Tools of creative awareness

In this section we explore how the two qualities of concentration and enquiry can be cultivated with different methods. Meditation methods are tools serving us in different contexts rather than ends in themselves or even methods for creating certain states while one is meditating. The value of meditation tools and creative awareness resides in helping us to cultivate our potential, to deal with difficulties, and to have meaning in our daily life. We will examine three ways (listening, mindfulness of feeling tones, and questioning) in which one can meditate, to demonstrate the application of the model of concentration and enquiry and also the multi-perspectived approach of developing creative awareness.


Listening meditation is an effective method for people who have difficulty with mindfulness of the breath or the body, and also for people who are sensitive to noises. The specificity of this meditation is that the focus is much wider than with many other meditation practices and the focus is outside of oneself. In this exercise one just listens to whatever sounds arise and pass away. It is like listening to the famous piece of music composed by John Cage called 4’33”, which is silent and where one hears the music of life at that moment. Artist Irwin Kremen (1994), to whom John Cage gave this piece for his birthday, has this to say about the musical score that was dedicated to him:

In this score, John made exact, rather than relative, duration the only musical characteristic. In effect, real time is here the fundamental dimension of music, its very ground. And where time is primary, change, process itself, defines the nature of things. That aptly describes the silent piece—an unfixed flux of sounds through time, a flux from performance to performance.

When one listens meditatively, one does not comment on, identify, or grasp at the sounds one hears. One just listens mindfully as they arise and pass away. Or if they continue, one notices that they change within themselves. Listening is an easy way to cultivate vipassana or penetrative awareness as Analayo (2009) defines it. The idea is not to define or name the sounds or collect them in a tick list like spotting endangered birds. It is just to be aware of them as they come and go. If the conditions are quiet, then one can listen and rest in the silence that happens between the rare sounds occurring. This will enable us to develop receptivity without expectations as sounds arise in an unpredictable manner.

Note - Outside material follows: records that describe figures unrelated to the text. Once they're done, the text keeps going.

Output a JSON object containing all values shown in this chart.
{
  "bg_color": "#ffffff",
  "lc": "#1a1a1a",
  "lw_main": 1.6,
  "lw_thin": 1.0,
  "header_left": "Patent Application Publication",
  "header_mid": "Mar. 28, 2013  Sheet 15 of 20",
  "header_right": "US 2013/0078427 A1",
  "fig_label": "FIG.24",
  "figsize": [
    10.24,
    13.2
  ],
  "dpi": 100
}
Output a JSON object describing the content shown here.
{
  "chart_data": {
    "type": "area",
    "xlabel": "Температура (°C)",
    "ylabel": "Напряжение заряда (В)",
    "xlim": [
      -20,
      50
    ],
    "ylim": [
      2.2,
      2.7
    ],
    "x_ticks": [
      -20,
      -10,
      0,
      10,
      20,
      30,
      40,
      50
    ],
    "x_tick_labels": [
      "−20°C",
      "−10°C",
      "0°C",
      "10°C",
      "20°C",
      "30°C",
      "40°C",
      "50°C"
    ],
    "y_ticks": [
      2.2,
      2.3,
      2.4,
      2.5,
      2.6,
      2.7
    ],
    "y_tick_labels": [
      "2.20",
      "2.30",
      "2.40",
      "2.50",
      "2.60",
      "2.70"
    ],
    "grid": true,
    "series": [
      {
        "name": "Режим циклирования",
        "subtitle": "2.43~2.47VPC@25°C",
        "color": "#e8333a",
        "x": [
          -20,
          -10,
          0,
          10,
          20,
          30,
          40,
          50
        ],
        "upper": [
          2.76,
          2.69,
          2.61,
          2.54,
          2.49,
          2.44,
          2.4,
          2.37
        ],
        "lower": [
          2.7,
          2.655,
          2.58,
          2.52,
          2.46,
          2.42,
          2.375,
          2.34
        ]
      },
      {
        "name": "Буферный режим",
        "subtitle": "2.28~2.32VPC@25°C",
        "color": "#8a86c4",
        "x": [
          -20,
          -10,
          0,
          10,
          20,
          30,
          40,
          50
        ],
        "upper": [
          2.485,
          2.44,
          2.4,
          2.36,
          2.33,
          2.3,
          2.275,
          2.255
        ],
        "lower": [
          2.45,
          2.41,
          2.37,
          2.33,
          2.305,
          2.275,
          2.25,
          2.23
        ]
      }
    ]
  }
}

I would not recommend this meditation in a noiseless room if one has tinnitus, though outside in nature it could work. However, it can be useful for people who are sensitive to sounds and feel bombarded by noise, be they natural or industrial sounds. A person on one retreat felt that any sounds were “out to get her” and she would wear earplugs in the daytime to protect herself. She tried this sound meditation and it helped her to realize that sounds were impersonal and not designed to torment her. When sounds are not seen as enemies, the degree of hearing sensitivity diminishes. This, combined with the calming influence of the meditation, might lower the general level of sensitivity and thus calm the whole nervous system.

Listening meditation broadens our view of what we can concentrate on. Mindfulness does not refer only to what happens inside us; it must also be applied to events outside of ourselves. Moreover, when we listen it is easy to apply the experiential enquiry described above, as sounds continuously arise and pass away.